As Motor Trend notes, “After ’62, the SS became primarily an appearance package, but it could still be ordered with Chevrolet’s largest engines and beefed-up chassis components.” The SS line was deep-sixed for 1970. Until 1964, Impalas used an X-type frame, but 1965 and later cars—like this ’66—have a perimeter frame. 1966 was also the year the Caprice was introduced, but whoever bought this Impala clearly wanted performance.

Comments

  1. 8banger 8banger Member

    Wow, that is one dirty car!

    Like 1
  2. Al T

    Looks solid though….. and AC (less the compressor and brackets). Somebody installed Caprice tail lights at some point.

    Like 6
    • Chuck Dickinson

      The rear seat is also from a Caprice. The taillight switch was a fairly common change back then. They do look ‘classier’ than the std. Impala lenses.

      Like 2
  3. GMB in Maine Greg Brookbank Member

    Those are 1966 Caprice taillights; ’66 SS’s had slightly different ones… no chrome bars through the lense. So much for the ‘very stock’ idea–

  4. Gary Haas

    Caprice tail light lenses.

  5. Stuart

    Looks like the 66 Impala SS my wife owned when we got married. Hers was a blue 327 with a white vinyl roof. One of those you wished you kept.

  6. Larry D

    @Jim Motavalli

    Well, put it there, brother. I, also, was 14 y/o when this 1966 Impala SS was built. So we both reach milestone ages this year. I hit mine about 2 weeks ago.

    As far as the impact these cars had on us in our youth, let me tell you a story about a car that hit me like a ton of bricks.

    As a kid, I subscribed to Hot Rod and Car Craft Magazines. I read them religiously cover to cover each month. So, I was aware in the spring of 1965, Chevrolet would be releasing to the public the first of its Mark IV Big Block 396 engines. They would be in the full-size Chevrolets, in a mere 201 Chevelle SS cars to launch the SS 396 model which would become a gigantic success and of course in the Corvette.

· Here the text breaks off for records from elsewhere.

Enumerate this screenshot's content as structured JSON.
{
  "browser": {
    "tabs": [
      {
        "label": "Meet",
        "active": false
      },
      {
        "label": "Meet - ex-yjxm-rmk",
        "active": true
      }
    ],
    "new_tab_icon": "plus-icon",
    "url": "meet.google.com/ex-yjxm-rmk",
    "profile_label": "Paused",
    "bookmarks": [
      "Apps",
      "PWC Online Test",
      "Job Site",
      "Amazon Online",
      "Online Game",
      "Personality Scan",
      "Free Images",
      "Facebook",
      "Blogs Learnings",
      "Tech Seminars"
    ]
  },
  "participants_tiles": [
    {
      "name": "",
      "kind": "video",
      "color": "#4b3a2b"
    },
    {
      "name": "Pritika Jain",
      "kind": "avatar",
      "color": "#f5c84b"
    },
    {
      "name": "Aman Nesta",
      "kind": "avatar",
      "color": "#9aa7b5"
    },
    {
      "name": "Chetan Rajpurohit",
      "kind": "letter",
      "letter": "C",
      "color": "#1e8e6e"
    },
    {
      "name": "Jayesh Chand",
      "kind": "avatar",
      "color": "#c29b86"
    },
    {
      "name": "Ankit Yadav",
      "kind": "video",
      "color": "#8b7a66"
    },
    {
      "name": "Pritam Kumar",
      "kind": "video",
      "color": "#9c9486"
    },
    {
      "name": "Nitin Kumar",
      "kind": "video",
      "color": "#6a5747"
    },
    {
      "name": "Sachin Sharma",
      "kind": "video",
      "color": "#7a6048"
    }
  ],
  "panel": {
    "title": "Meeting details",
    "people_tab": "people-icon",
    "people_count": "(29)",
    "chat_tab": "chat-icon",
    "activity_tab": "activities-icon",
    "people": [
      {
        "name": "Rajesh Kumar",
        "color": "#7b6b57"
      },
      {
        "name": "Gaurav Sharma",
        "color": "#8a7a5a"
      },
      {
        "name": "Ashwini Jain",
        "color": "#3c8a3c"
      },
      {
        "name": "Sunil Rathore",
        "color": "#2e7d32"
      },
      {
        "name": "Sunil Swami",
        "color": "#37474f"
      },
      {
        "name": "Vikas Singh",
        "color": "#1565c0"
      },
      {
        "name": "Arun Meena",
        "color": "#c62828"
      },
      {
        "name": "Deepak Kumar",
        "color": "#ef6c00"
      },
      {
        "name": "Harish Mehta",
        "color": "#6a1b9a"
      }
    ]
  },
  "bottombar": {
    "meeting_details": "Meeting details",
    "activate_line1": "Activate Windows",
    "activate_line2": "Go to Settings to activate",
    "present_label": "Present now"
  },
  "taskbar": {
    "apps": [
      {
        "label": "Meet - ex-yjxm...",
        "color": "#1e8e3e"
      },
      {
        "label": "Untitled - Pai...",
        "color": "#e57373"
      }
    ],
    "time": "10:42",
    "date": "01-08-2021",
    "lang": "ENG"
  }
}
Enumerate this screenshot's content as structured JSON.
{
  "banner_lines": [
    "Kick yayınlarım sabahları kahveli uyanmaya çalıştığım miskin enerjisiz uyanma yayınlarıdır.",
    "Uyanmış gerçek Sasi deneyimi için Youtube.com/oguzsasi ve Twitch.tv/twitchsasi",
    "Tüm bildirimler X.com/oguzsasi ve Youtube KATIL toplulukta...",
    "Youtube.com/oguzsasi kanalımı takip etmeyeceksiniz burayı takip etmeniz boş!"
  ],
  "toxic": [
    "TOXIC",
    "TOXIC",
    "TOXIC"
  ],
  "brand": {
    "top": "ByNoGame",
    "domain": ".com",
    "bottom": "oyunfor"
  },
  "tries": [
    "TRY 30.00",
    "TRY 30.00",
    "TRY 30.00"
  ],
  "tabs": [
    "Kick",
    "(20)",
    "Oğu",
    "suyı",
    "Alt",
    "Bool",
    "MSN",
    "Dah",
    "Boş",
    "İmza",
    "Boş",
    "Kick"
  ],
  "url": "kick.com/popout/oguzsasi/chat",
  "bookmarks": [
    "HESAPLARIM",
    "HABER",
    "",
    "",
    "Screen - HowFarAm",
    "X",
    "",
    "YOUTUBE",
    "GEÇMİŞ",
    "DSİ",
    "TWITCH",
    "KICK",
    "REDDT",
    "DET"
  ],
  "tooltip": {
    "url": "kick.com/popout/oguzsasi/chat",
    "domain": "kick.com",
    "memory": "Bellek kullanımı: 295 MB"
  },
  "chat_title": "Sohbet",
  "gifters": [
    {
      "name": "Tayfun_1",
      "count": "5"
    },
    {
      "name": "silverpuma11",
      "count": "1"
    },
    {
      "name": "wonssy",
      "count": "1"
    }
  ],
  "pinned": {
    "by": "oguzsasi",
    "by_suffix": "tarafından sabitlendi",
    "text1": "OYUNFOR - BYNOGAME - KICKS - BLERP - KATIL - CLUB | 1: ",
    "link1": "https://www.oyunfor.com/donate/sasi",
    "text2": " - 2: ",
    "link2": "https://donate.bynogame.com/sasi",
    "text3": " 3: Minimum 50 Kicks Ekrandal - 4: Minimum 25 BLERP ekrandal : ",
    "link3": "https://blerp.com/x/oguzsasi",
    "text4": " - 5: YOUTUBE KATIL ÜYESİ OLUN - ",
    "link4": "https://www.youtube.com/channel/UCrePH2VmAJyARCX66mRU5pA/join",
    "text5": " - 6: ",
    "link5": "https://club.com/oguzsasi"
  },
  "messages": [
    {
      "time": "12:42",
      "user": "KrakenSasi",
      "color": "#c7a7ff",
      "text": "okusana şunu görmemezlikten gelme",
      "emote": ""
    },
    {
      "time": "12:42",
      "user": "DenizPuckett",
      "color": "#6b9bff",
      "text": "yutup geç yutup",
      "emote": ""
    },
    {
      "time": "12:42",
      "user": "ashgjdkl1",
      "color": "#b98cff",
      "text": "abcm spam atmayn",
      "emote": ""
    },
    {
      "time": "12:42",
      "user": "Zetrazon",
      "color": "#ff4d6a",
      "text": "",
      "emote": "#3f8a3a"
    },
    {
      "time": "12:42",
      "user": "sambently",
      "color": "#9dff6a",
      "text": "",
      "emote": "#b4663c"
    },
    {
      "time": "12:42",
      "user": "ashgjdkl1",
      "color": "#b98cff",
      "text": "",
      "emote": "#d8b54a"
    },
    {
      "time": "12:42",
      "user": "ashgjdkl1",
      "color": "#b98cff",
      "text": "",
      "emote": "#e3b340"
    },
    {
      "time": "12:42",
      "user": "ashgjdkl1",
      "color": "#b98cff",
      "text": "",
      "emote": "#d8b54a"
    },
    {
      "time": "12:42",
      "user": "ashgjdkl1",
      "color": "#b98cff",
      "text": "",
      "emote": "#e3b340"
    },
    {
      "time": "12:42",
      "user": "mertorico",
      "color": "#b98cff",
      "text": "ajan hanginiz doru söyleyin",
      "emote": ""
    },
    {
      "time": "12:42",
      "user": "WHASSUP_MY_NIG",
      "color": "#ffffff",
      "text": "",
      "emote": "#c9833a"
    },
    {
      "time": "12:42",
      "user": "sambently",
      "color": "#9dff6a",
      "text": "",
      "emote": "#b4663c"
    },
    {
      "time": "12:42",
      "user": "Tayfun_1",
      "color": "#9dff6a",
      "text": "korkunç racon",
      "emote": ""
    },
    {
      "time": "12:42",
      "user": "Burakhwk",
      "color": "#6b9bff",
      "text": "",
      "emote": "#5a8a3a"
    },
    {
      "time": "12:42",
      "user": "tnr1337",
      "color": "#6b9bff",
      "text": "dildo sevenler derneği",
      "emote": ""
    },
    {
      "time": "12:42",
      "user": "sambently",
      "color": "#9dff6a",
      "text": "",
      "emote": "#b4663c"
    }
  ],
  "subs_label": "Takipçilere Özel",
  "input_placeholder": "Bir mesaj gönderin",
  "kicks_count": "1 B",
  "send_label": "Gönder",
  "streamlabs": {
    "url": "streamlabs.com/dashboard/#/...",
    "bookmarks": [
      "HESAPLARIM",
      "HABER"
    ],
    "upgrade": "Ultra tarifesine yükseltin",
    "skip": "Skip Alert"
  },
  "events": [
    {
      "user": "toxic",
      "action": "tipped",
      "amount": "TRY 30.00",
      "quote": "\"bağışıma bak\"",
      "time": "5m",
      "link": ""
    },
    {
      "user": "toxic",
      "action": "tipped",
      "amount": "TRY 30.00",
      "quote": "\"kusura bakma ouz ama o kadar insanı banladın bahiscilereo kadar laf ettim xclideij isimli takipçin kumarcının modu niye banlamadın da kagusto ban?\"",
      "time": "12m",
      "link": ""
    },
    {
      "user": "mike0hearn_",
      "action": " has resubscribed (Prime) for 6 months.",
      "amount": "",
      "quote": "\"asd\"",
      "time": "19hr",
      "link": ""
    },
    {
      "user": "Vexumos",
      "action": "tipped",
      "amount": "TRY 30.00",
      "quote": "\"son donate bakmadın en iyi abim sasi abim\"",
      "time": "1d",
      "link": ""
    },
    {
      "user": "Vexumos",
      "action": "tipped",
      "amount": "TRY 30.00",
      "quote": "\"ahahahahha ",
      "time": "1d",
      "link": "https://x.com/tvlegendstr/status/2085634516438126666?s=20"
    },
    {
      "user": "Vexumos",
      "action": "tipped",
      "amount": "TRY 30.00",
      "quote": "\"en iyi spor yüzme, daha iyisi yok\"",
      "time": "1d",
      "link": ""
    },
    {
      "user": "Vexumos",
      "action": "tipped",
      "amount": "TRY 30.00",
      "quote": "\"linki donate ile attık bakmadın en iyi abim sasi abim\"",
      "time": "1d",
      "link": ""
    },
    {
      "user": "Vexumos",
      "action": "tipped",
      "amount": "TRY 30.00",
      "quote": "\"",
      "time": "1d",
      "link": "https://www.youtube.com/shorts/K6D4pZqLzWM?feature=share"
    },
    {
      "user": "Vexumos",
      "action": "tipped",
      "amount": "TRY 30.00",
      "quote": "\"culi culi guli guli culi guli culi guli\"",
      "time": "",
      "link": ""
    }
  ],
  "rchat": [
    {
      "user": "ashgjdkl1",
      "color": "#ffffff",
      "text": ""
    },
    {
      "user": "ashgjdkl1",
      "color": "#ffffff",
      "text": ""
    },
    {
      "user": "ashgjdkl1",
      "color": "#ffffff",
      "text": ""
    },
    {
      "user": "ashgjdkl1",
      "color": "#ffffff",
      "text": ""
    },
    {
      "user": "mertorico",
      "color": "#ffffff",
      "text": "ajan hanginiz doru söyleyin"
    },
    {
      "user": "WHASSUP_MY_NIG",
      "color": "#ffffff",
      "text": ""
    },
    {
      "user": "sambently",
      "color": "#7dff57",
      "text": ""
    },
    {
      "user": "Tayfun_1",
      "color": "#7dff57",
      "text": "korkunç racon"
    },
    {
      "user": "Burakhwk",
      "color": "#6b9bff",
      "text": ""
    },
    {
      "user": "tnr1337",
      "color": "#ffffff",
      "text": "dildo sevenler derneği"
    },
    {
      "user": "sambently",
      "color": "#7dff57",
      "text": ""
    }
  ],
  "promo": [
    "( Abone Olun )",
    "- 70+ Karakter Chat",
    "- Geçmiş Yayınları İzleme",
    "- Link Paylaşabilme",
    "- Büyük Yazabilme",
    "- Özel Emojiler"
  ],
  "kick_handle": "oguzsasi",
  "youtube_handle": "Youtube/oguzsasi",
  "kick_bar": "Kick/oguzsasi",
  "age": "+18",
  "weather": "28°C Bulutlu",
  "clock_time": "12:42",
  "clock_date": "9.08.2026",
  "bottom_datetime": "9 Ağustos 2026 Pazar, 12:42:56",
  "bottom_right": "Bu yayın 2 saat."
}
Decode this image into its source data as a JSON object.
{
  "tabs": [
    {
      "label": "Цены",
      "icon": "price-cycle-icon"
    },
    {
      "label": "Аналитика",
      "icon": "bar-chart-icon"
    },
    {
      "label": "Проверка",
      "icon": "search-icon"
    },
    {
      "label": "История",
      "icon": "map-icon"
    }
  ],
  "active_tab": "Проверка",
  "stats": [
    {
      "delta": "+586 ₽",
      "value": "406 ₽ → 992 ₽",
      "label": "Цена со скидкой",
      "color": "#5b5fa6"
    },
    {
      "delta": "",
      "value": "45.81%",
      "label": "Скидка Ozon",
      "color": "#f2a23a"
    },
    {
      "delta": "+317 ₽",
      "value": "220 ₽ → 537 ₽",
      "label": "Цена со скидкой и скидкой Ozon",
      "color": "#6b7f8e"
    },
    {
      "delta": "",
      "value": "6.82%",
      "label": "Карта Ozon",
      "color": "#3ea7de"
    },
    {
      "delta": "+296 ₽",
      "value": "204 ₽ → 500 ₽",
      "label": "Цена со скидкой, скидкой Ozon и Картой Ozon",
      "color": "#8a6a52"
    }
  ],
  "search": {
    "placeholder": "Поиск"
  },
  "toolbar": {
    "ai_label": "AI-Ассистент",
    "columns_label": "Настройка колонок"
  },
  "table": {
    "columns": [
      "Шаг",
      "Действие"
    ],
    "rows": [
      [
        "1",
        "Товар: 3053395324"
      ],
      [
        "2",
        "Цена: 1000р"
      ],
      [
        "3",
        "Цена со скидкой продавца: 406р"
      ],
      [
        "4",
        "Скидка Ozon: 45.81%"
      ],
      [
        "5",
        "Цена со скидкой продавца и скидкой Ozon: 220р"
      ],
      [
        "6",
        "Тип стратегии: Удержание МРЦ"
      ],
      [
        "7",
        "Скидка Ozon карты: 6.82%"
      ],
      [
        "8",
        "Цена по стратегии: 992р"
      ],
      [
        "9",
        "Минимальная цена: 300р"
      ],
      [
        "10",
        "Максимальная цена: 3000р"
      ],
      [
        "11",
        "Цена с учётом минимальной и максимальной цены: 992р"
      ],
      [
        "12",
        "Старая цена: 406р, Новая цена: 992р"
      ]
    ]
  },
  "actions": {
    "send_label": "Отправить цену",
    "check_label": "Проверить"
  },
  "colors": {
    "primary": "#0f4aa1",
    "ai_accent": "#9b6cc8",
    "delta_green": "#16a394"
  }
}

    I had a neighbor below me who had a daughter my age and a son a couple of years older. That boy told me one day that his older sister and her husband had just bought a brand new ’65 Impala SS and they were going to bring it to their house that afternoon for everyone to see. Remember when people used to do that? And remember when people actually looked at someone’s new car and nodded their approval? That was before people got jealous when someone bought a new car.

    Anyway, I went to my neighbor’s house so I would be there when they arrived. In just a bit, they came rolling in. The car was a 2-door hardtop in Madeira Maroon with black vinyl interior. And yes it was a Super Sport. But the first thing that blew me away about that car was the 396 Turbo Jet emblem on the front fender!! That was a totally new design and the best and coolest looking emblem I had ever seen on ANY car! They got out of the car and left the doors open so we looked inside first. And holy guacamole!!!! It was a 4-speed!!! I was in shock. I believe that was the first factory 4-speed car I had ever seen.

    We all looked all around the inside and the woman complained about her husband getting a 4-speed because she said she would never be able to drive it. Everybody agreed but I wondered to myself why she couldn’t learn to drive it???

    So, after perusing the interior and that beautiful fastback exterior of that ’65 Impala SS, he opened the hood!!!! Oh. be still my heart, those gigantic Chevrolet Orange valve covers were total, pure eye candy!!! I had read about these engines in my magazines and now I was finally seeing one in person. I was flabbergasted. It just hit me like nothing had before. It was simply beautiful.

    Let’s see, it’s been 57 years since that event changed my life. My wife says she finds it incredible that anyone would remember such an event and that it would remain such a vivid memory.

    But to a true car nut at that age, yes, it did do that.

    Long live the Big Block Chevrolet engine. And congratulations to Chevrolet for recently introducing the new earth pounder 632 cubic inch Big Block with 1002 hp! I want one so badly.

    Like 23
  7. Rw

    Listen to Steve Earle song Sweet little 66.

    Like 2
  8. Mike

    The first year for the Caprice, was mid-year 1965. It was an Impala sport sedan with a much nicer interior. It was made to compete with the Ford LTD. 1966 was the first year for the Caprice line, which also included a station wagon.